Realistisches Bild der Branche

Bah glaubt, dass sie in ihrem zweiten Jahr an der Arche bereits ein realistisches Bild der Branche gewonnen hat, auch durch die externen Dozentinnen, die ihre Drehbuchklasse eingeladen hat. Gibt es denn nichts, was sie an der Low-Budget-Schule für No-Budget-Filmprojekte nervt? „Manchmal ist die Küche sehr dreckig“, lacht Bah. Auch geputzt wird in Eigenregie.

Problematischer findet sie aber etwas anderes. „Ich muss aufpassen, dass ich mich nicht nur in die Orga versenke – etwa die des Filmfestivals.“ Das ist der Preis einer auf persönliches Engagement bauenden Lernform, in der an Unterrichtstagen manchmal erst eingangs eine halbe Stunde besprochen wird, was man in der kommenden Woche zu lernen gedenkt.

Trotzdem helfe die Akademiesituation sehr bei der Auseinandersetzung mit künstlerischen Herausforderungen, sagt Simon Brückner. Einfach weil sich Filmleute aller Gewerke auf kurzem Weg zusammenschließen. Und obwohl kein Geld beim Filmemachen frustriert, wie Alumni Hannes Hirsch sagt, dessen Berlinale-Beitrag „Drifter“ mit einem Team aus Arche-Leuten produziert wurde, entstehen so auch kreative und mutige Ideen. Was jetzt kein Lob des Mangels sein soll.

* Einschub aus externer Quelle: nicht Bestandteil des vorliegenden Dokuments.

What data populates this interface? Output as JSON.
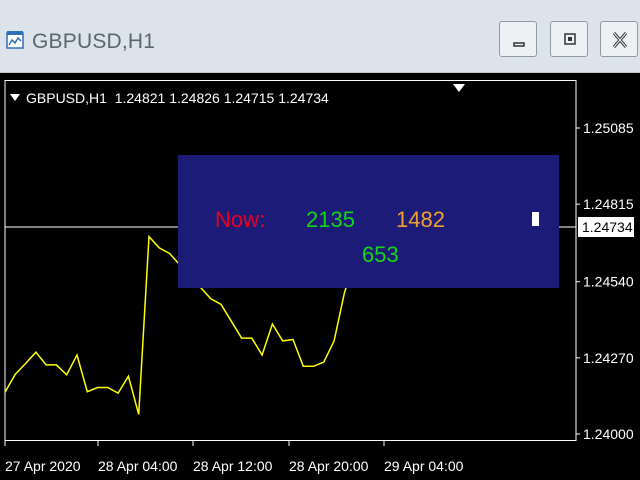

Die Arche könnte mehr Mittel und größere Räume, die sie gerade sucht, durchaus vertragen. Aber für Brückner, Bah und Kuthning ist die Unabhängigkeit der Schule ein Wert an sich, der mit immer mehr „Ex-Archis“ auch in eine andere Film- und Branchenkultur führt. Von Freundschaften und Familiengründungen ganz abgesehen.